Commercial Litigation and Arbitration

Sanctions — Position Not Frivolous Where Supported by One, Out-of-Circuit, Lower Court, Minority-View Opinion and There Is No Binding Supreme Court Precedent

From Burns v. George Basilikas Trust, 2010 U.S. App. LEXIS 6290 (D.C. Cir. Mar. 26, 2010) (issue of statutory construction):

In awarding sanctions, the bankruptcy court relied on the proposition that "§ 109(h)(3)(A), when read in the context of § 109(h) as a whole, cannot in any fashion be read to support" an interpretation that a petition may be filed without the filer's having made a request from an approved credit counseling agency. That is one interpretation of the statute; certainly it appears literally correct, and perhaps it will prove ultimately "correct" in the sense of receiving the Supreme Court's blessing or emerging as the unanimous opinion of the circuits. But counsel's reliance on a contrary view would be frivolous for purposes of Rule 11 sanctions only if "it can be said that a reasonable attorney in like circumstances could not have believed his actions to be legally justified." In re Sargent, 36 F.3d 349, 352 (4th Cir. 1998) (brackets and ellipses deleted). The Advisory Committee Notes on the most recent amendments of Rule 11 caution that "the extent to which a litigant has researched the issues and found some support for its theories even in minority opinions, in law review articles, or through consultation with other attorneys should certainly be taken into account in determining whether [11(b)(2)] has been violated." Fed.

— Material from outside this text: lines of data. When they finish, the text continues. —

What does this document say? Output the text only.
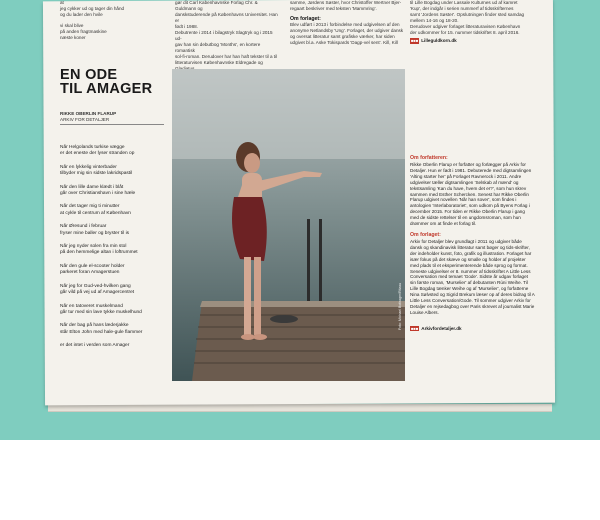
at
jeg cykker ud og tager din hånd
og du lader den hvile
vi skal blive
på anden fragtmaskine
næste koner
gør dit Carl Kabenhavnske Forlag Chr. & Guldmann og
danskstuderende på Københavns Universitet. Han er
født i 1988.
Debutrente i 2014 i bilagstryk Slagtryk og i 2015 ud-
gav han sin debutbog 'Months', en kortere romantisk
sol-fi-roman. Derudover har han haft tekster til a til
litteraturvisen Københavnske Eldregade og
samme, Jørdens Søster, hvor Christoffer Wertner Bjer-
regaart beskriver med teksten 'Mammring'.
Om forlaget:
Blev udført i 2013 i forbindelse med udgivelsen af den
anonyme Netlandsby 'Ung'. Forlaget, der udgiver dansk
og oversat litteratur samt grafiske værker, har siden
udgivet bl.a. Aske Tokispards 'Dagp-vel sent'. Kill, Kill
til Lille Bogdag under Lassale Kulturnes ud af kamret
'Kup', der indgår i serien nummerf af tidsskrifternes
samt 'Jordens Søster'. Opslutningen finder sted samdag
mellem 14-16 og 18-20.
Derudover udgiver forlaget litteraturavisen København
der udkommer for 15. nummer tidskriftet 8. april 2016.
■■■ Lilleguldkorn.dk
EN ODE
TIL AMAGER
RIKKE OBERLIN FLARUP
ARKIV FOR DETALJER
Når Helgolands turkise væggе
er det eneste der lyser stranden op
Når en lykkelig vinterbader
tilbyder mig sin sidste lakridspastil
Når den lille dame klædt i blåt
går over Christianshavn i sine hæle
Når det tager mig ti minutter
at cykle til centrum af København
Når Øresund i februar
fryser mine baller og bryster til is
Når jeg nyder solen fra min stol
på den hemmelige altan i loftrummet
Når den gule el-scooter holder
parkeret foran Amagerstuen
Når jeg for Gud-ved-hvilken gang
går vild på vej ud af Amagercentret
Når en tatoveret muskelmand
går tur med sin lave tykke muskelhund
Når der bag på hans læderjakke
står Elton John med hale-gule flammer
er det intet i verden som Amager
Foto: Michael Bothager/Ritzau
Om forfatteren:
Rikke Oberlin Flarup er forfatter og forlægger på Arkiv for Detaljer. Hun er født i 1981. Debuterede med digtsamlingen 'Alting starter her' på Forlaget Ravnerock i 2011. Andre udgivelser tæller digtsamlingen 'Selskab af mænd' og tekstsamling 'Kan du have, hvem det er?', som hun skrev sammen med Esther Schercken. Senest har Rikke Oberlin Flarup udgivet novellen 'Når han sover', som findes i antologien 'Interlaboratoriet', som udkom på Byens Forlag i december 2015. For tiden er Rikke Oberlin Flarup i gang med de sidste rettelser til en ungdomsroman, som hun drømmer om at finde et forlag til.
Om forlaget:
Arkiv for Detaljer blev grundlagt i 2011 og udgiver både dansk og skandinavisk litteratur samt bøger og tids-skrifter, der indeholder kunst, foto, grafik og illustration. Forlaget har især fokus på det skæve og smalle og holder af projekter med plads til et eksperimenterende både sprog og format. Seneste udgivelser er 8. nummer af tidsskriftet A Little Less Conversation med temaet 'Gode'. Sidste år udgav forlaget sin første roman, 'Murselier' af debutanten Rúni Weihe. Til Lille Bogdag tænker Weihe og af 'Murselier', og forfatterne Nina Sølvsted og Sigrid Brekum læser op af deres bidrag til A Little Less Conversation/Gode. Til sommer udgiver Arkiv for Detaljer en rejsedagbog over Paris skrevet af journalist Marie Louise Albers.
■■■ Arkivfordetaljer.dk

R. Civ. Pro. 11, Advisory Committee's Note (1993 Amendments) (emphasis added). Here we need not face when or how aggressively counsel can "swim upstream against the current of stare decisis," Gurary v. Winehouse, 235 F.3d 792, 799 (2d Cir. 2000), asserting theories rejected by the circuit or the Supreme Court. Burns faced no such preclusive authority, and his position had support in the Meza case [In re Meza, No. 2:06-cv-1307, 2007 U.S. Dist. LEXIS 48430 (E.D. Cal. June 25, 2007)], which he brought to the judge's attention.***

The bankruptcy court's view of the law—in the sense of the array of interpretations accepted by courts—was therefore mistaken, and its award of sanctions an abuse of discretion.